Graph of the trade-off between the selection size and the selection quality when only k parental inbred lines are being genotyped. For each examined level of CD_min ranging from 0.0 to 0.97 the number of genotyped inbred lines k is reduced from 487 to 3. Each dot in the plotted surface represents the maximum cardinality selection of hybrid individuals for which the minimum precision of a pairwise contrast is at least CD_min and the number of parents is exactly k.

Figure 4.—

Log-scaled degree distribution of the graph created from part of the RAGT R2n grain maize breeding program. In this undirected, unweighted graph, parental inbred lines are represented as vertices and single-cross hybrids as edges. Each dot represents a unique log-scaled vertex degree (horizontal axis) and the log of its frequency in the graph (vertical axis). The red line represents the fitted power law distribution by means of likelihood maximization. The threshold value of 6 was determined by minimizing the Kolmogorov–Smirnov statistic as described by Clauset et al. (2009).

Figure 5.—

Accuracy of the genotypic value BLUPs of the hybrids selected using the described graph-based procedures. The three examined heritability levels h² = 0.25, h² = 0.5, and h² = 0.75 are represented by the bottom, middle, and top wireframe surfaces respectively.
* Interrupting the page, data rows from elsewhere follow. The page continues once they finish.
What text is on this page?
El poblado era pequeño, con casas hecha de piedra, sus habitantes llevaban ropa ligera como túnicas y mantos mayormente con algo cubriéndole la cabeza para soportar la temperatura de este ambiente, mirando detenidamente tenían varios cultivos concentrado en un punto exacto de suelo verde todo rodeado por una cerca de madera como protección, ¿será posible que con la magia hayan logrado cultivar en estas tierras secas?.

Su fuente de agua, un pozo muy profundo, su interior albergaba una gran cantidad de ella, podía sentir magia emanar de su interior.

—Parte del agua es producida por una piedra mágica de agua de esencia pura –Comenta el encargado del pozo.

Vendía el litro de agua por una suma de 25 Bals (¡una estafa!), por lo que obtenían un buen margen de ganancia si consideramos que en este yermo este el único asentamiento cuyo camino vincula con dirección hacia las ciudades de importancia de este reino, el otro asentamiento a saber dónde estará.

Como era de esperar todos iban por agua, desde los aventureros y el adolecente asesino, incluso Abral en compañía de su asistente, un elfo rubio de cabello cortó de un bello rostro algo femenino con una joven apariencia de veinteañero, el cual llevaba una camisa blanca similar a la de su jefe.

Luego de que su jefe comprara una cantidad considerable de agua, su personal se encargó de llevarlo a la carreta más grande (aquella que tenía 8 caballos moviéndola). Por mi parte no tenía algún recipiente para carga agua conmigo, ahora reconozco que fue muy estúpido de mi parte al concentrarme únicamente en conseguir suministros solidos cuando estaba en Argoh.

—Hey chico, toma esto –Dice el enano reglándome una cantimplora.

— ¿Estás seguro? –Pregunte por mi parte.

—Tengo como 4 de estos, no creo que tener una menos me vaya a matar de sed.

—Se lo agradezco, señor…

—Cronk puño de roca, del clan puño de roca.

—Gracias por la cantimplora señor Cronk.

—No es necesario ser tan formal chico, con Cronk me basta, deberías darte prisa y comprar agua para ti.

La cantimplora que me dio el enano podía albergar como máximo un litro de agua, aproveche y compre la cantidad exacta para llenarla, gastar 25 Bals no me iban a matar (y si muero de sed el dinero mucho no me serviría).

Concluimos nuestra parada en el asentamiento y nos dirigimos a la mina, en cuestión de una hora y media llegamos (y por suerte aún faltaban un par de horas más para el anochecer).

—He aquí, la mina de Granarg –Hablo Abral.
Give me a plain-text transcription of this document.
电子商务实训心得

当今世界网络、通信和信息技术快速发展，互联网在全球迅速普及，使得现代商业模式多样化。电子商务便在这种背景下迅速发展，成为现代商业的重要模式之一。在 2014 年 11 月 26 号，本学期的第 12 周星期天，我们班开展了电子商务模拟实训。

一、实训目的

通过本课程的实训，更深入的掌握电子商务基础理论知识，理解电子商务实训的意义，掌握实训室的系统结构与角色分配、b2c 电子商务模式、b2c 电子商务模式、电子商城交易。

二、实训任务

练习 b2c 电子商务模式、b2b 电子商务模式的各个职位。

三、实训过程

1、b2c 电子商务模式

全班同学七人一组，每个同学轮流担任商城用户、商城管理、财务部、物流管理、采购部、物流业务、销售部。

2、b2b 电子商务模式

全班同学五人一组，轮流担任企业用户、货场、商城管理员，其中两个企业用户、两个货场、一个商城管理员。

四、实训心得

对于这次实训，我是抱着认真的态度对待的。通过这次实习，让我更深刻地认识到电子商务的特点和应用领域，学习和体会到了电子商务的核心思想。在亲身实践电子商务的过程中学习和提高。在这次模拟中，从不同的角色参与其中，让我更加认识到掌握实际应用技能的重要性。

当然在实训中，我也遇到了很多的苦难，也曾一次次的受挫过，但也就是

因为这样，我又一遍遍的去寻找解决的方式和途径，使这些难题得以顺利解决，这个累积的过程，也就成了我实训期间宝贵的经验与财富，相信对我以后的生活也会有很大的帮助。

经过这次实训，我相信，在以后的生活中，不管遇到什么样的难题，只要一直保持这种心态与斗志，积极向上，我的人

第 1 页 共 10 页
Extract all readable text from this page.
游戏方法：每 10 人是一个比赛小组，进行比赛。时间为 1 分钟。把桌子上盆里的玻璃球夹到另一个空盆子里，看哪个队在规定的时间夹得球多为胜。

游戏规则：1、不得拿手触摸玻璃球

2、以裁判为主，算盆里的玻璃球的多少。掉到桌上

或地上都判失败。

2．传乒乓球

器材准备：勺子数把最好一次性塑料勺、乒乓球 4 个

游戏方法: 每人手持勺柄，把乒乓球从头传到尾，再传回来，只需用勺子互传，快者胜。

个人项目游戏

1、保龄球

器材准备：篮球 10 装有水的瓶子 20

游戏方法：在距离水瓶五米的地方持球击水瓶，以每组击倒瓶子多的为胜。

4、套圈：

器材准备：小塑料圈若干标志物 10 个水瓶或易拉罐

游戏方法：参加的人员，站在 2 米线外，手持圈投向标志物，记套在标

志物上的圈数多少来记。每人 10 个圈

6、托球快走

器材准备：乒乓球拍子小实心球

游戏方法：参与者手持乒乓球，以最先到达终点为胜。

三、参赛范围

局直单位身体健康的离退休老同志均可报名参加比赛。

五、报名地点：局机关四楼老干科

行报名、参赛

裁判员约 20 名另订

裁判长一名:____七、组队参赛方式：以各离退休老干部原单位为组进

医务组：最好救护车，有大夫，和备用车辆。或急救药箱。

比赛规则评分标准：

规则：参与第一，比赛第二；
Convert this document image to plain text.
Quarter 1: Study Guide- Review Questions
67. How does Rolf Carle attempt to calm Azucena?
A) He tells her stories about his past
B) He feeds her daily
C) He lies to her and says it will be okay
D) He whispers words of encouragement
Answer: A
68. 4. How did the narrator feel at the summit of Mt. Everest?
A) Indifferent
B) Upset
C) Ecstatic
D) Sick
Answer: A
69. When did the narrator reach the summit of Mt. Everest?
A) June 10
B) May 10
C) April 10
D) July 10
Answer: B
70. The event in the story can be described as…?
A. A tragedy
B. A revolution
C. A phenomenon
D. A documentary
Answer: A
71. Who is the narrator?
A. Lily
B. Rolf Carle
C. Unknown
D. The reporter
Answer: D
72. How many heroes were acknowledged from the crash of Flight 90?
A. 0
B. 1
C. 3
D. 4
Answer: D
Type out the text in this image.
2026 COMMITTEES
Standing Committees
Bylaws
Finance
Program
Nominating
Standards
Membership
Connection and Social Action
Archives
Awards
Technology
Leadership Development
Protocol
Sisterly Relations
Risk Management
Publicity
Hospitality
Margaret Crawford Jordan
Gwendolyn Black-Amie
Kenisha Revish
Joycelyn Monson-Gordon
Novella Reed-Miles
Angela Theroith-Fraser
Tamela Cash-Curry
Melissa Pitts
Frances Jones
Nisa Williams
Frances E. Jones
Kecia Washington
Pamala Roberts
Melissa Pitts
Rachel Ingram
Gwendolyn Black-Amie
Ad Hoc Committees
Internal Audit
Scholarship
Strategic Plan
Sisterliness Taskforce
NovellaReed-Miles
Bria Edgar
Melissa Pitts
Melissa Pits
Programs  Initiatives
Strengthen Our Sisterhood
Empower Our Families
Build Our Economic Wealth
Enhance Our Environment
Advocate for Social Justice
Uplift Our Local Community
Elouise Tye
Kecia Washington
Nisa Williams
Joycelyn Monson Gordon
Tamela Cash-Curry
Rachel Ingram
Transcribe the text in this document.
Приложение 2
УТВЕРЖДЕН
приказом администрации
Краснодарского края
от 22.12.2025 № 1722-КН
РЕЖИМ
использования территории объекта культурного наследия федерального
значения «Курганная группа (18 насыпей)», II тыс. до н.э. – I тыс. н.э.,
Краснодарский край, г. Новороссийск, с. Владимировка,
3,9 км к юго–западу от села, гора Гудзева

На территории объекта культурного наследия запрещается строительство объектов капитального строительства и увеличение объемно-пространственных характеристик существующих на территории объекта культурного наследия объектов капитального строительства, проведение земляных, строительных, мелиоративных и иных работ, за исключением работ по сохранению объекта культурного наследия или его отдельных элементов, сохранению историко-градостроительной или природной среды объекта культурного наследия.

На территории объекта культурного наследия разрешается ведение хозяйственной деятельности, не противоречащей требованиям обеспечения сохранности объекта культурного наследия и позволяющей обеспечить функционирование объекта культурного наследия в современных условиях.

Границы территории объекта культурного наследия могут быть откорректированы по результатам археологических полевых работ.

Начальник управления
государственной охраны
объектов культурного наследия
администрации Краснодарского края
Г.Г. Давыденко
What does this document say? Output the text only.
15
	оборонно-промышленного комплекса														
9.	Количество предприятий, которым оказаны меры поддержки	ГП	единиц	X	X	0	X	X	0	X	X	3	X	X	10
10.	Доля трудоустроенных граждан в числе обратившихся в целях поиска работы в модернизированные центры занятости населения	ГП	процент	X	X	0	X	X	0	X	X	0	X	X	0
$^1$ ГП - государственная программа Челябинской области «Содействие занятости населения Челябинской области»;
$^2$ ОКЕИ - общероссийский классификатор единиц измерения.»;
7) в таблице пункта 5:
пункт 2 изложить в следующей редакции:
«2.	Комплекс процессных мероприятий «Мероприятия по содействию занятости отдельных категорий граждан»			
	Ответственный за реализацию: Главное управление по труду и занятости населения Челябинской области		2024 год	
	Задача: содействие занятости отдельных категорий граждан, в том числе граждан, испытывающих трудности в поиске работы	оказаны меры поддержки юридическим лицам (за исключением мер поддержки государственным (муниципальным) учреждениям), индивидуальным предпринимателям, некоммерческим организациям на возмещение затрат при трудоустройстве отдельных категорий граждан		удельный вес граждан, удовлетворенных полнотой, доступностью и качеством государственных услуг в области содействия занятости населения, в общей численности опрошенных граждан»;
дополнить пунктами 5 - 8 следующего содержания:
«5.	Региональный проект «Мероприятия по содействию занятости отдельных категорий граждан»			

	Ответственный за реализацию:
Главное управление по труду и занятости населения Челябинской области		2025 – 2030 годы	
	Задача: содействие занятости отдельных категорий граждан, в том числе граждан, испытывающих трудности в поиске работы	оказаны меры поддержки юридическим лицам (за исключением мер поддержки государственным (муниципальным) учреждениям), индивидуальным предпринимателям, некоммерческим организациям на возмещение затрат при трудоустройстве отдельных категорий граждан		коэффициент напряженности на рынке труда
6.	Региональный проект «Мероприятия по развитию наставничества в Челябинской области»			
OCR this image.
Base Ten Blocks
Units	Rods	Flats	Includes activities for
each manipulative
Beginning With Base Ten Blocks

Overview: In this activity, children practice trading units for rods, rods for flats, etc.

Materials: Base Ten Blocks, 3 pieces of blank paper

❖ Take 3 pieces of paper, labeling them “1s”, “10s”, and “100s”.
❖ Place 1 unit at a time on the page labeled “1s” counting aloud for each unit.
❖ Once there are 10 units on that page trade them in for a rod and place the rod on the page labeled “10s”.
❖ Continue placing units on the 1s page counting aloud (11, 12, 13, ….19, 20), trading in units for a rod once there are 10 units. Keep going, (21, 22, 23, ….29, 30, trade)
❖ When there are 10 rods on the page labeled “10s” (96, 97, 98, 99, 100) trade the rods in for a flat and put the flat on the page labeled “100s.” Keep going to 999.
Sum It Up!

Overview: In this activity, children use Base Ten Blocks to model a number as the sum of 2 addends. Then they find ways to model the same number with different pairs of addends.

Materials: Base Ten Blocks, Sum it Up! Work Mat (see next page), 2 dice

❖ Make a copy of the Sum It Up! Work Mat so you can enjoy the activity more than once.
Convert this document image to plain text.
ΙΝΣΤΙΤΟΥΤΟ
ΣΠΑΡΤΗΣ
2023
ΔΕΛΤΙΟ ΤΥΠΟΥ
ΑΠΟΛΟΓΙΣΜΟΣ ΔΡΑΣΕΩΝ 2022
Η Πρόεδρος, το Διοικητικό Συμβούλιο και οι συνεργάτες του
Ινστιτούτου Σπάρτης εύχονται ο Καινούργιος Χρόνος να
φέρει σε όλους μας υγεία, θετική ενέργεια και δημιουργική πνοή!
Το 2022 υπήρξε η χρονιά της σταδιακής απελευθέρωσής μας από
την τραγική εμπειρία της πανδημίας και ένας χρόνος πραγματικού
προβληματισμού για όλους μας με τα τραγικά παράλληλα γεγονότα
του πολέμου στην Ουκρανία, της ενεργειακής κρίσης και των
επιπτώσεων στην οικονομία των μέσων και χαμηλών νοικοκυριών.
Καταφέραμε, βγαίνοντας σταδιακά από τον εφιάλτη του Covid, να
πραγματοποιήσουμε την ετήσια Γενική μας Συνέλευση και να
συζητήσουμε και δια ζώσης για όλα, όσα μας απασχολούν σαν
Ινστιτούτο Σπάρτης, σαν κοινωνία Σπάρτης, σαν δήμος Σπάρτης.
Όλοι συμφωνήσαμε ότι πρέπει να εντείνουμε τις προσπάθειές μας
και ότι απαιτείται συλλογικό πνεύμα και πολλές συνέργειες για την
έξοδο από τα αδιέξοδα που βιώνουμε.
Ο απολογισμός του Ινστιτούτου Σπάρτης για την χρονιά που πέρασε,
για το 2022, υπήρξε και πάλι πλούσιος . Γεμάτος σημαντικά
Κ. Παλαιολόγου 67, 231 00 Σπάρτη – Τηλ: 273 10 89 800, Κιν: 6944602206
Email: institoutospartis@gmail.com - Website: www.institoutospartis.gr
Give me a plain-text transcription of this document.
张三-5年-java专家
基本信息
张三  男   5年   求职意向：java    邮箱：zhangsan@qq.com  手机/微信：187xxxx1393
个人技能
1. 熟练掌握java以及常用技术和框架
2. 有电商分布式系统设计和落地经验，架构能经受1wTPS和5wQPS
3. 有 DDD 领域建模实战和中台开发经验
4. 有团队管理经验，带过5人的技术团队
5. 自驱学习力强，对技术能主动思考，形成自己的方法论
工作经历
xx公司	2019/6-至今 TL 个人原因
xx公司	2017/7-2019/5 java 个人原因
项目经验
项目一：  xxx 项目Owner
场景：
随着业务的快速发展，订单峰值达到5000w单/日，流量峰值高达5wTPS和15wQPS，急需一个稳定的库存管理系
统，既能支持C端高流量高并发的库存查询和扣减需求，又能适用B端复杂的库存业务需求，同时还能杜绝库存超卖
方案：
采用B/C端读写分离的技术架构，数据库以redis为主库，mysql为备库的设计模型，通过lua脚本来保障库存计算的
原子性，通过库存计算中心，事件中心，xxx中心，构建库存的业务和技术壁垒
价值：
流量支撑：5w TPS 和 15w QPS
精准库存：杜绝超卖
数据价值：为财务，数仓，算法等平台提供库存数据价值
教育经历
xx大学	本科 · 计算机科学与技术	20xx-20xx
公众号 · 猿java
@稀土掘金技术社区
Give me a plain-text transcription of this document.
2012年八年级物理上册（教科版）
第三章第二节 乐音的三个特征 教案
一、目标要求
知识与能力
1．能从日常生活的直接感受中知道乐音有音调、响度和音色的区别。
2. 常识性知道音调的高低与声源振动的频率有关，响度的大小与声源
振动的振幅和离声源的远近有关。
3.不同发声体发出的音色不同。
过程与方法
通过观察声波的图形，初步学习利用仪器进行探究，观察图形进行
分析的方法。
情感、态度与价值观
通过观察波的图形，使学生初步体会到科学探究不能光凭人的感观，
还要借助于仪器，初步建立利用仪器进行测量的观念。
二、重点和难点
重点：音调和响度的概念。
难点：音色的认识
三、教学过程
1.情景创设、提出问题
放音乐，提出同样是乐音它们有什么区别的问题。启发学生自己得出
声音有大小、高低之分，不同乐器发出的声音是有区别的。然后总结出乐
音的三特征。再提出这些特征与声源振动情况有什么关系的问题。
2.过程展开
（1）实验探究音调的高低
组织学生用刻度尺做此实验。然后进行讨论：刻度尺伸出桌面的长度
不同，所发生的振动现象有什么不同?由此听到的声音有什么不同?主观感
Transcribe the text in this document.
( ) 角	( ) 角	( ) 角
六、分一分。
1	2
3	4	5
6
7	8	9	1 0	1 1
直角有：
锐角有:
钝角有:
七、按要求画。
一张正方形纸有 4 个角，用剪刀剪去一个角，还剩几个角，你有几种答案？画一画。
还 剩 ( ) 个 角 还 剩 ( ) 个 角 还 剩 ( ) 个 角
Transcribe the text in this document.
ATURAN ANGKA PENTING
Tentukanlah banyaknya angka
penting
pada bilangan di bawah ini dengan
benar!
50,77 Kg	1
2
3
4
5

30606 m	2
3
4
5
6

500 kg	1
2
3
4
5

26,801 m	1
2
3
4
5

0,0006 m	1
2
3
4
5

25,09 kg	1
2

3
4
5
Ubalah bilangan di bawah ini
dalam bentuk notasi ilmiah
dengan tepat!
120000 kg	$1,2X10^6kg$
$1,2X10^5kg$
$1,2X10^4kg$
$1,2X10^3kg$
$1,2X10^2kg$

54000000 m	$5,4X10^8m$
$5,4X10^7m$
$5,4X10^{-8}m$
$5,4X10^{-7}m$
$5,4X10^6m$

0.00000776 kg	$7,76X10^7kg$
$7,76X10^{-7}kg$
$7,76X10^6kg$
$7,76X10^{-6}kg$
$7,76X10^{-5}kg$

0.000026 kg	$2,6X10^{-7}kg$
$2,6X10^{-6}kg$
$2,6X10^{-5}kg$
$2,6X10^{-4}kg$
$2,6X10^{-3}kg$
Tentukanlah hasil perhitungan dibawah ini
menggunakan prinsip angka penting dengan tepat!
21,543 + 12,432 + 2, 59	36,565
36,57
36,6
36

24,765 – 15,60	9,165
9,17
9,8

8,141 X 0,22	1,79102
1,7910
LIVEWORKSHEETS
Each point on a surface is the squared Pearson correlation between the BLUPs and the actual (simulated) genotypic values of the selected hybrids under the constraints of a minimum required contrast precision CD_min, expressed as a percentile of the sampled CD values, and the number of genotyped inbred lines, averaged over 100 iterations of the simulation routine.

Figure 6.—

Average prediction accuracy of ɛ-SVR and BLP prediction models over 100 iterations of the simulation routine for varying levels of the minimum required contrast precision CD_min, expressed as a percentile of the sampled CD values ranging from 0 to 0.875 and the number of genotyped inbred lines. The height of each point in the wireframe represents the prediction accuracy obtained by ɛ-SVR and BLP when training on the optimal selection of hybrids under the constraints imposed by the levels of the two independent variables. Prediction accuracy is expressed as the average squared Pearson correlation between the simulated and the predicted genotypic values of the hybrids. The interval at the bottom of each wireframe provides the minimum and maximum standard error of the mean. The scales of the vertical axes are comparable only within the same heritability level.